I am loving writing this travel diary, writing and travelling are two and my passions!
I landed and instantly felt proud of myself for making this journey on my own, I felt like I was walking taller. (p.s. I’m writing this as the lights are flickering, there might be another power cut in a min). The sweet smell and kind warmth glided over me and up my nostrils, as I walked out of the air port and into the chassis of arrivals. Thankfully my forward planning and getting a taxi driver to hold my name on a big card worked, and I saw him straight away and we then walked over to the car park. Amazingly before I left for India I was thinking of asking my garage if I could trade in my red Susuki Swift for a white one, and Goa is full of them! We rode for 1.5 hours and I am in love with the post colonial Portuguese architecture, I can already imagine myself buying one and doing it up and using it as a holiday home.
There is one similarity here to Ghana and Uganda, and that is that the poverty I saw seems to display itself with the same adjoining characteristics, of mounds of mud, with children, goats and dogs playing bare bummed and care free, in amongst the littering of red painted buildings promoting Vodafone (or other networks). I can’t work out if these phones companies are monitoring the situation or if these communities living in poverty are actually some of the biggest customers of these phone brands. Vodafone sponsoring poverty, or poverty sponsoring Vodafone??
Any way, while I was walking along the big old beach trying to cool down my cankles in the Indian ocean, I bump into a women who was also called Bridie, who was in her 60’s and from the UK. I was the first Bridie she had ever met before! I love it when life does things like this. So we walked along in the surf together for a few km, then went for a drink together with her friend. It was so nice to feel like I have a familiar face here now, as she is out here for another month (for comes for 6 months every year).
Then cut to me finding myself in a dodgy what felt like a back street aryvadic massage place, kitted out with thread bare curtains separating each client, a loud fan, and pin wholes in the wall letting in little star beams of light into the very dark room. my masseuse was brilliant, and I think one of the best I have ever had! Although I am not going to lie, when he pulled down my bikini bottoms, to reveal my full arse crack, I was a little taken a back, but the cool breeze of the fan wafting over my butt actually was very welcome in this heat!

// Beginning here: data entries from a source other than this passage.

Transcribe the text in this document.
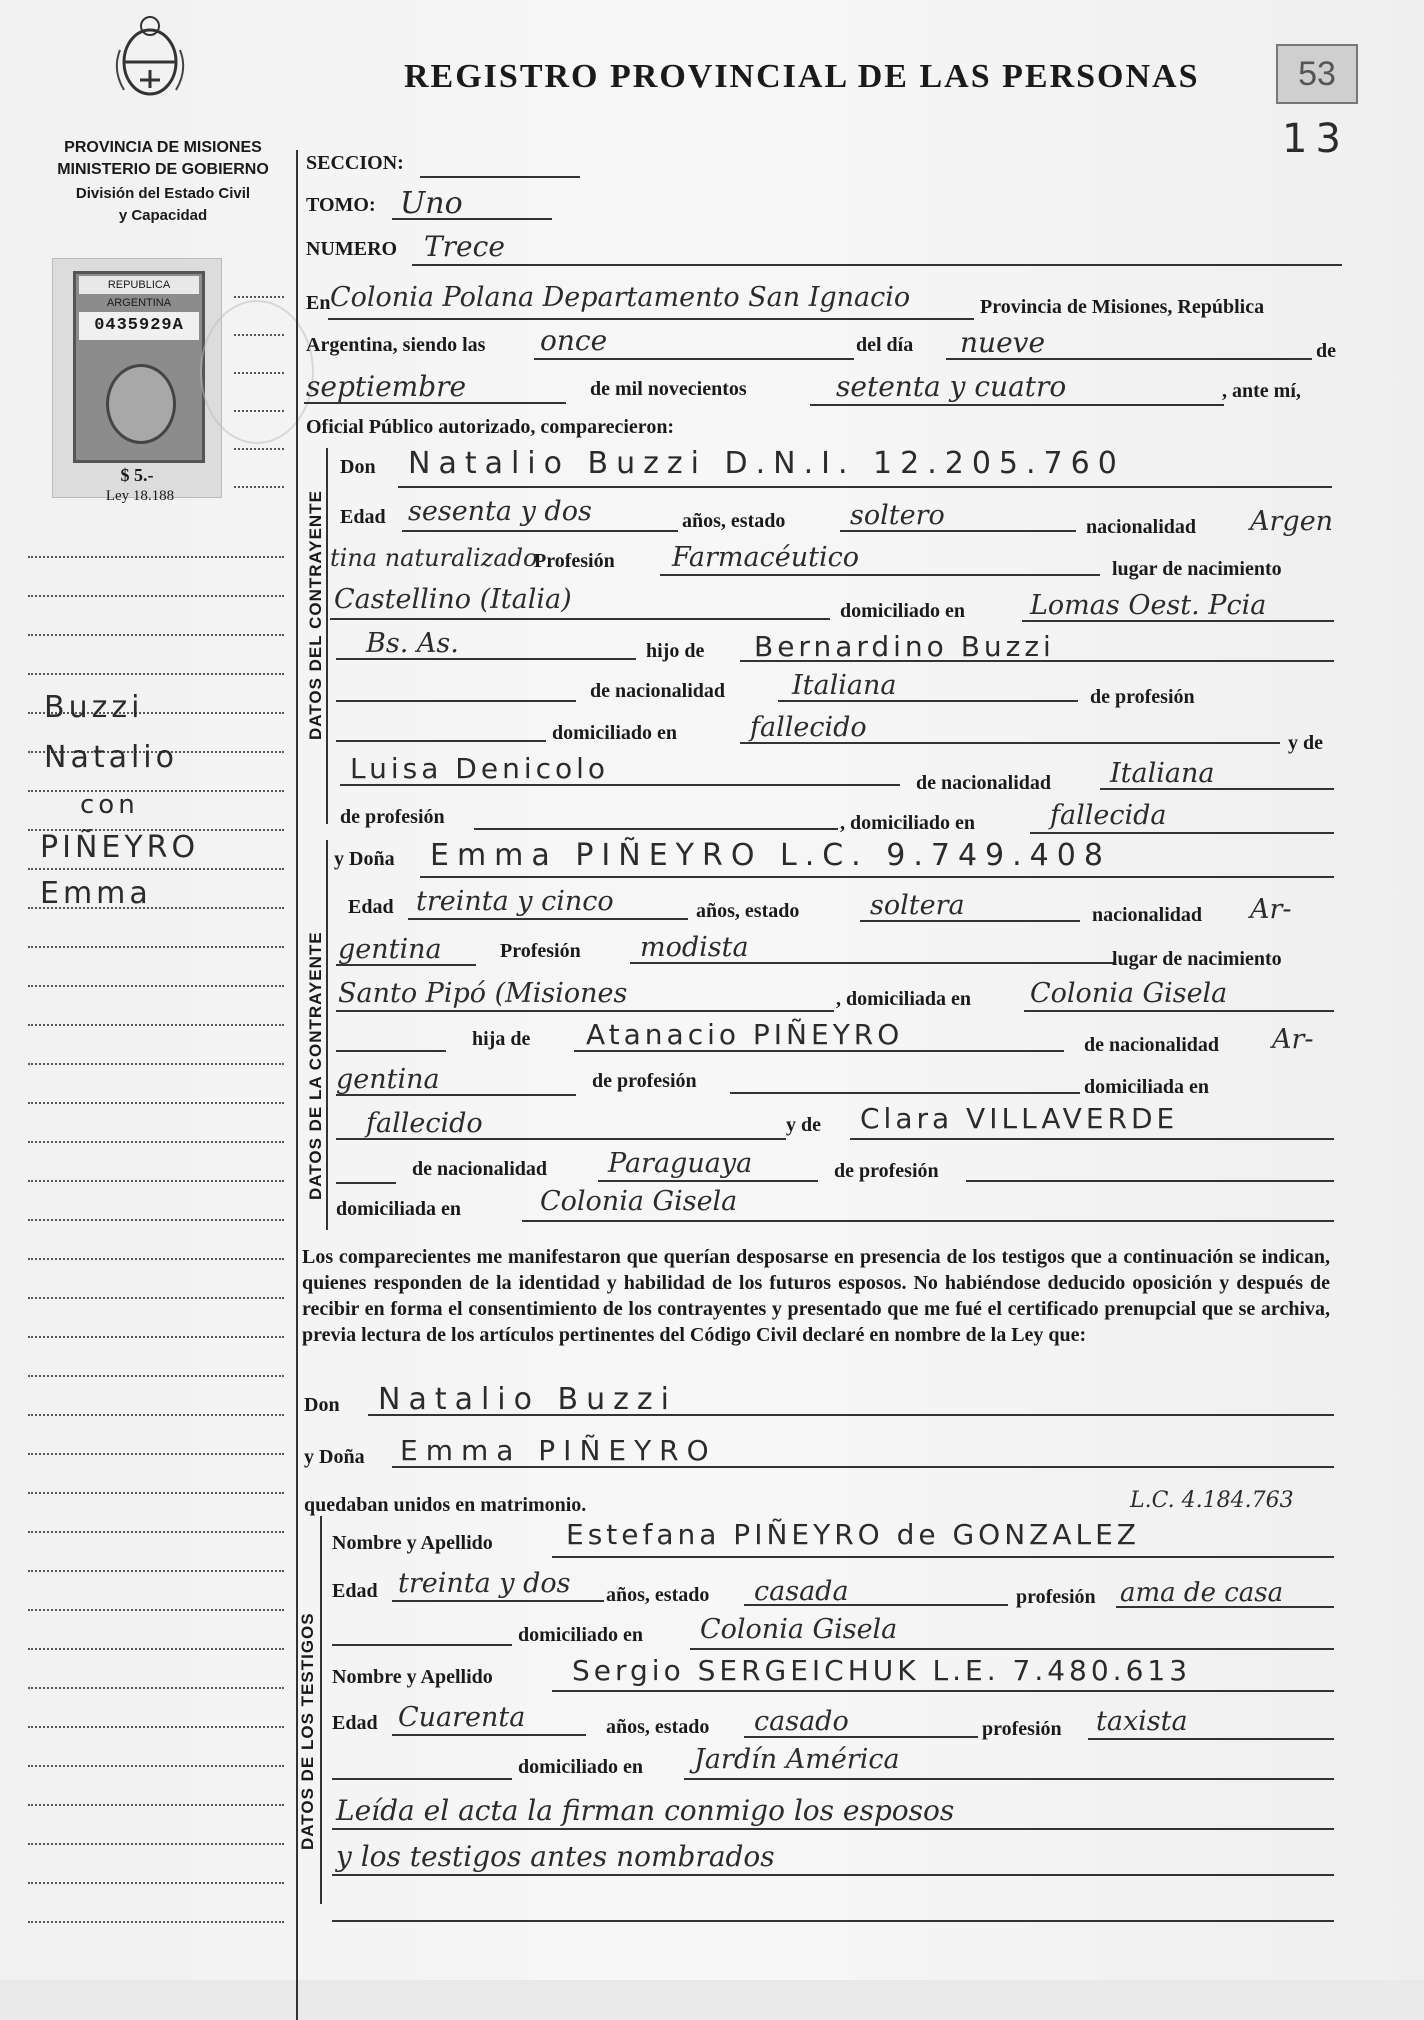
REGISTRO PROVINCIAL DE LAS PERSONAS	53
13
PROVINCIA DE MISIONES
MINISTERIO DE GOBIERNO
División del Estado Civil
y Capacidad
REPUBLICA ARGENTINA
0435929A
$ 5.-
Ley 18.188
Buzzi
Natalio
con
PIÑEYRO
Emma
SECCION:
TOMO: Uno
NUMERO Trece
En Colonia Polana Departamento San Ignacio	Provincia de Misiones, República
Argentina, siendo las once	del día nueve	de
septiembre	de mil novecientos	setenta y cuatro	, ante mí,
Oficial Público autorizado, comparecieron:
DATOS DEL CONTRAYENTE
Don Natalio Buzzi D.N.I. 12.205.760
Edad sesenta y dos	años, estado soltero	nacionalidad Argen
tina naturalizado
Profesión Farmacéutico	lugar de nacimiento
Castellino (Italia)	domiciliado en Lomas Oest. Pcia
Bs. As.	hijo de Bernardino Buzzi
de nacionalidad Italiana	de profesión
domiciliado en	fallecido	y de
Luisa Denicolo	de nacionalidad Italiana
de profesión	, domiciliado en	fallecida
DATOS DE LA CONTRAYENTE
y Doña Emma PIÑEYRO L.C. 9.749.408
Edad treinta y cinco	años, estado	soltera	nacionalidad Ar-
gentina	Profesión modista	lugar de nacimiento
Santo Pipó (Misiones	, domiciliada en Colonia Gisela
hija de Atanacio PIÑEYRO	de nacionalidad Ar-
gentina	de profesión	domiciliada en
fallecido	y de Clara VILLAVERDE
de nacionalidad Paraguaya	de profesión
domiciliada en	Colonia Gisela
Los comparecientes me manifestaron que querían desposarse en presencia de los testigos que a continuación se indican, quienes responden de la identidad y habilidad de los futuros esposos. No habiéndose deducido oposición y después de recibir en forma el consentimiento de los contrayentes y presentado que me fué el certificado prenupcial que se archiva, previa lectura de los artículos pertinentes del Código Civil declaré en nombre de la Ley que:
Don Natalio Buzzi
y Doña Emma PIÑEYRO
quedaban unidos en matrimonio.	L.C. 4.184.763
DATOS DE LOS TESTIGOS
Nombre y Apellido	Estefana PIÑEYRO de GONZALEZ
Edad treinta y dos años, estado casada	profesión ama de casa
domiciliado en Colonia Gisela
Nombre y Apellido	Sergio SERGEICHUK L.E. 7.480.613
Edad Cuarenta	años, estado casado	profesión taxista
domiciliado en Jardín América
Leída el acta la firman conmigo los esposos
y los testigos antes nombrados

Now all unpacked, and found out that I am paying way over the odds for my room (which is not as advertised), but not to sure what to do a I don’t want to start the course off on a bad foot. I am just going to have to think about what to do a bit longer. Met the rest of my course mates today, there is 5 of us, all women, and they all seem really nice. I went for dinner with 3 of them and the conversation soon moved to all things alternative, Guru, travels and meditation. It was nice to have such a varied conversation, talking about trying out 3 different ashrams before finding the one! I have found my ashram for this evening and its called Guru Bed!